What Is Death?
Now here is a curious thing: everybody talks about death as though they have met it personally, shaken its hand, taken its measure, and yet not one of them can tell you a single reliable fact about it. They will tell you it is dark. They will tell you it is peaceful, or that it is fire, or that it is simply nothing, the candle blown out and no more fuss to be made of it. Ask a hundred people what death is and you will get a hundred confident answers and not one witness. It is, in this respect, the most thoroughly discussed and least thoroughly known subject available to the living mind, a country everyone has an opinion about and no one has a map of.
We like to imagine death as a period at the end of a sentence, efficient, final, the sort of thing no one feels sentimental about so long as they are not the one being punctuated. It is a comforting arithmetic. It is also, in all likelihood, wrong. The evidence, such as it is, suggests something far less tidy: not an ending, but a filing system. A great, cold, patient bureaucracy that takes a life in, stamps it, and sets it aside until it has decided what shelf it belongs on. It does not hate the living. That would almost be a mercy, since hatred has a face and a motive and can be reasoned with, or failing that, resisted. But death, whatever coat it wears, regards us with the flat, professional interest of an accountant reviewing a ledger that has not yet balanced.
There is a peculiar arrogance in how the living speak of death, as though it were an event that happens to someone else and only ever borrows their own name at the last possible moment. We attend funerals and remark, gravely, how strange it is, how sudden, how unfair, as though death had broken some unspoken agreement rather than kept the only promise it ever made. It is the single certainty offered to every living thing without exception, and yet it manages, every time, to arrive as a scandal. Perhaps this is because certainty and belief are not the same instrument. We may know a thing absolutely and still refuse, right up until the hour it is required of us, to believe it applies to us personally.
It is tempting to think of death as the opposite of life, chaos answered finally by silence, storm resolved into calm. But the two may not be opposites at all. Death may simply be life with all the noise removed, and the trouble is that the noise was doing more work than anyone gave it credit for. Take away the wanting, the moving, the arguing, and what is left behind is not peace. It is only quiet. And quiet, given enough time and nothing to fill it, can become its own particular cruelty.

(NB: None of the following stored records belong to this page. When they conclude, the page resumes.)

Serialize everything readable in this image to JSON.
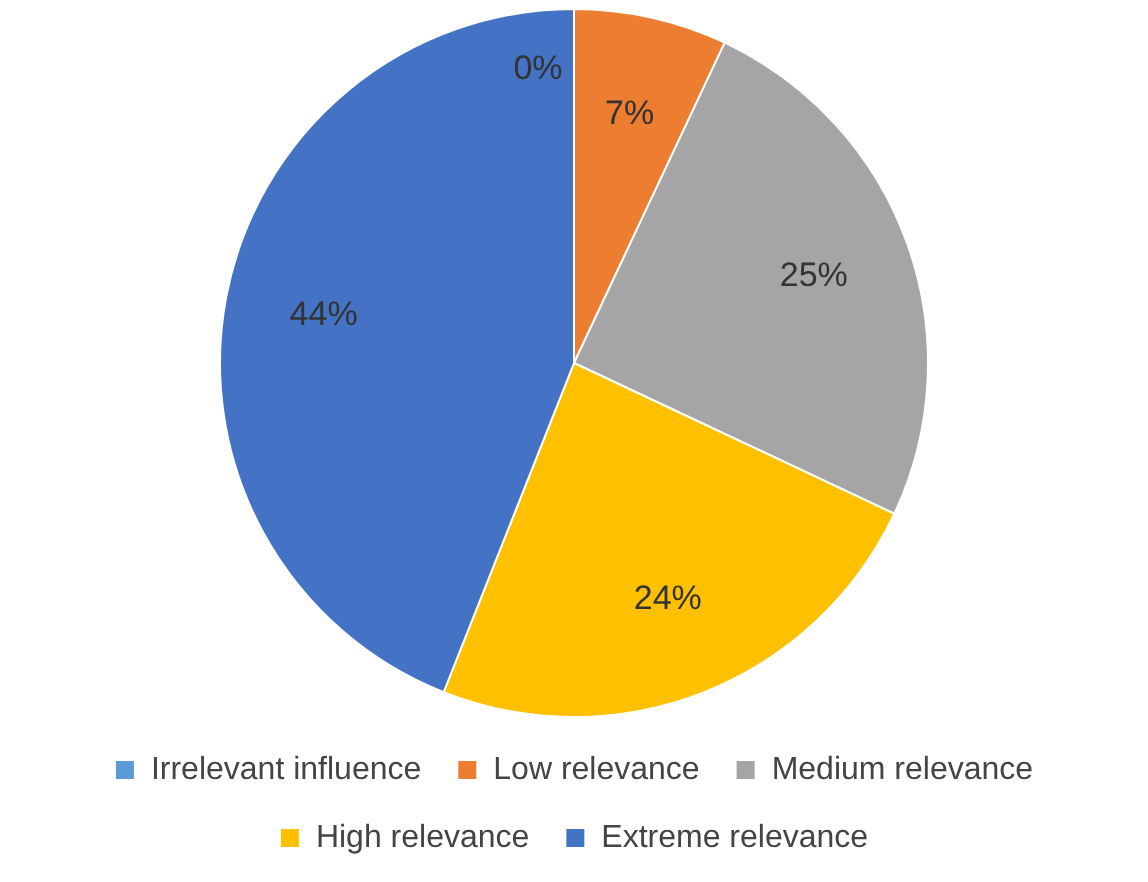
{
  "chart_data": {
    "type": "pie",
    "categories": [
      "Irrelevant influence",
      "Low relevance",
      "Medium relevance",
      "High relevance",
      "Extreme relevance"
    ],
    "values": [
      0,
      7,
      25,
      24,
      44
    ],
    "value_labels": [
      "0%",
      "7%",
      "25%",
      "24%",
      "44%"
    ],
    "colors": [
      "#5b9bd5",
      "#ed7d31",
      "#a5a5a5",
      "#ffc000",
      "#4472c4"
    ],
    "legend": "bottom"
  }
}
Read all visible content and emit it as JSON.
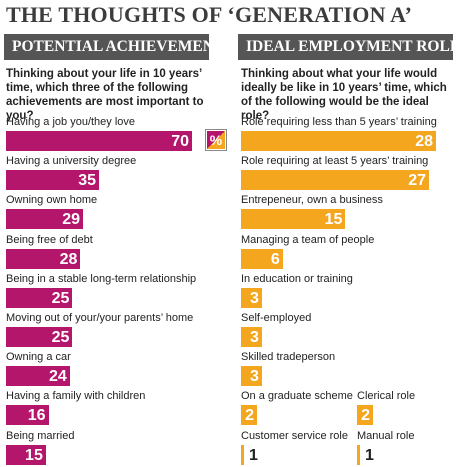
{
  "title": "THE THOUGHTS OF ‘GENERATION A’",
  "badge": "%",
  "colors": {
    "left_bar": "#b3166b",
    "right_bar": "#f3a61e",
    "header_bg": "#555555"
  },
  "chart_data": [
    {
      "type": "bar",
      "title": "POTENTIAL ACHIEVEMENTS",
      "subtitle": "Thinking about your life in 10 years’ time, which three of the following achievements are most important to you?",
      "xlim": [
        0,
        70
      ],
      "categories": [
        "Having a job you/they love",
        "Having a university degree",
        "Owning own home",
        "Being free of debt",
        "Being in a stable long-term relationship",
        "Moving out of your/your parents’ home",
        "Owning a car",
        "Having a family with children",
        "Being married"
      ],
      "values": [
        70,
        35,
        29,
        28,
        25,
        25,
        24,
        16,
        15
      ]
    },
    {
      "type": "bar",
      "title": "IDEAL EMPLOYMENT ROLE",
      "subtitle": "Thinking about what your life would ideally be like in 10 years’ time, which of the following would be the ideal role?",
      "xlim": [
        0,
        28
      ],
      "categories": [
        "Role requiring less than 5 years’ training",
        "Role requiring at least 5 years’ training",
        "Entrepeneur, own a business",
        "Managing a team of people",
        "In education or training",
        "Self-employed",
        "Skilled tradeperson",
        "On a graduate scheme",
        "Clerical role",
        "Customer service role",
        "Manual role"
      ],
      "values": [
        28,
        27,
        15,
        6,
        3,
        3,
        3,
        2,
        2,
        1,
        1
      ]
    }
  ]
}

We spend our lives complaining of the noise and petitioning for rest, and yet there is no record, anywhere, of a living creature that asked for the silence and meant it.

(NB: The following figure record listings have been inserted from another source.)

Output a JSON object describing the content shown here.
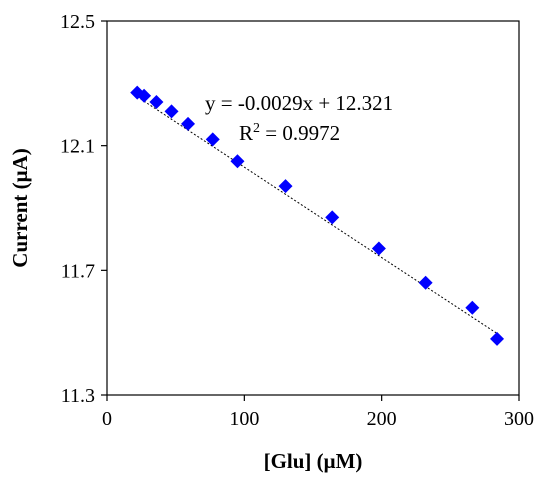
{
  "chart_data": {
    "type": "scatter",
    "title": "",
    "xlabel": "[Glu] (μM)",
    "ylabel": "Current (μA)",
    "xlim": [
      0,
      300
    ],
    "ylim": [
      11.3,
      12.5
    ],
    "x_ticks": [
      0,
      100,
      200,
      300
    ],
    "y_ticks": [
      11.3,
      11.7,
      12.1,
      12.5
    ],
    "x_tick_labels": [
      "0",
      "100",
      "200",
      "300"
    ],
    "y_tick_labels": [
      "11.3",
      "11.7",
      "12.1",
      "12.5"
    ],
    "grid": false,
    "legend": "none",
    "marker": "diamond",
    "marker_color": "#0000FF",
    "series": [
      {
        "x": [
          22,
          27,
          36,
          47,
          59,
          77,
          95,
          130,
          164,
          198,
          232,
          266,
          284
        ],
        "y": [
          12.27,
          12.26,
          12.24,
          12.21,
          12.17,
          12.12,
          12.05,
          11.97,
          11.87,
          11.77,
          11.66,
          11.58,
          11.48
        ]
      }
    ],
    "trendline": {
      "style": "dotted",
      "color": "#000000",
      "slope": -0.0029,
      "intercept": 12.321,
      "x_range": [
        22,
        284
      ]
    },
    "annotations": {
      "equation": "y = -0.0029x + 12.321",
      "r_squared_prefix": "R",
      "r_squared_sup": "2",
      "r_squared_value": " = 0.9972"
    }
  }
}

Some have called death a homecoming, others a debt collected, others still a door with nothing at all behind it, which is its own kind of answer, bleak as it is. None of these descriptions can be verified, and it is worth noticing that we do not demand verification of death the way we demand it of everything else. A man will refuse to believe a rumor about his neighbor without three independent sources, yet he will build an entire cosmology on the strength of a feeling he had once, in a quiet room, about what waits for him after. Death is perhaps the only subject on which humanity has agreed to suspend its usual standards of evidence, because the alternative, admitting that no one knows anything at all, is more than most are willing to carry.
Perhaps this is why the living fear death less for what it is than for what it withholds: the argument, unfinished; the sentence, unpunctuated by choice; the last word, spoken by someone else. We do not fear the silence so much as we fear being silenced, the authorship of our own ending taken out of our hands and given over to something that keeps no appointments and offers no explanations. And so every account of death ever given by the living has been, in the end, a story about life instead, dressed in darker clothes and sent out to frighten children and philosophers alike, both of whom, if they are honest, remain equally unconvinced. We do not describe the country. We only describe, again and again, how badly we do not want to leave the one we are standing in.